So far, I've spent most of my time in Innsbruck, which is a far larger, more vibrant, and modern city than the slightly crumbly historic backwater I remembered from my last visit, which was admittedly forty-two years ago in 1972. I've been getting back to my hotel late, after dark, and I had assumed I was in the sort of hillside hamlet one might find oneself in on holiday in Wales, the Lake District, or even the Dordogne. There'd be a hotel or two, maybe a bar, but no shops beyond a tiny, ill-stocked Spar, and a general sense that everything worth doing, buying, or seeing lay in the valley below. Or maybe even 20 miles away.
I have rarely been so wrong. This village shouts prosperity at every turn. It has a bank, and its own multi-lingual tourist information centre, several up-market shops (including one that sells an amazing range of hiking and skiing gear), plus a number of bars and restaurants. As well as the "typically Tyrolean" and lovingly-preserved old timber-framed buildings, it has plenty of new houses, mainly built to a chic, modernist euro-aesthetic with stunning views over the Inn Valley. I began to wonder what it would take to persuade my partner to learn to speak German. We'd probably get more visitors here than we do in Southampton.

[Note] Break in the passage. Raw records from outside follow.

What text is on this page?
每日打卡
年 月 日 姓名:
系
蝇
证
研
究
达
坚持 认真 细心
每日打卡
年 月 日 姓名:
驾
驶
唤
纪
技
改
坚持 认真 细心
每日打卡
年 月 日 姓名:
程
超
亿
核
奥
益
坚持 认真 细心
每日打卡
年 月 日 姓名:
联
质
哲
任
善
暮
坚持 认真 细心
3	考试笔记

The key word, of course, is skiing. Up here is where the snow-slopes and cable lifts are, not down in Innsbruck. I haven't looked at the seasonal tariff for my hotel, but I'd be amazed if it doesn't double or even treble in winter. The hiking shop is already starting to stock up in ski-boots, and all that other, hi-tech, hi-fashion gear that goes with a week or two sliding down hills, and gets the tills beeping.
Needless to say, I have never been skiing, and have zero interest in doing so. Curiously, though, I do have an extensive ski-related vocabulary in German. The lady in the hiking shop looked mildly astonished when the man who had stumbled his way through some elementary shopping transactions started to name the exotic items being unboxed in the shop, and referred to skiing in the Austrian manner as "schi-laufen".
As it happens, in 1972 we had a German assistant who helped us with our spoken German at our school, named Herr Hübler, who was a trainee teacher and part-time skiing instructor from Salzburg. He seemed unconcerned that to hand out vocab sheets on skiing to a group of working- and lower-middle class boys from Stevenage was about as pointless as handing out polo sticks at games time. But (and here this post takes an elegant concluding slalom turn) Herr Hübler was a nice man, and offered his half-built house in Salzburg to two of those boys to stay in during that summer of 1972, should they be able to make it down there. Which we did, having a fine time during the Salzburg Festival, and from where we hitchhiked down the Inn Valley to Innsbruck, and had an even finer time.
From my hotel room balcony
But you were wondering about the exhibition opening... I'm coming to that, not to mention my television debut.
2 comments:
Ah, the old 'view from the hotel room' cliche - except on this occasion, eminently worthwhile.
The ultimate "hotel room" photographs are the photos of Abelardo Morell, where an entire room in, say, Venice, is blacked out and, via a pinhole, becomes a camera obscura of the view outside -- really original and interesting work.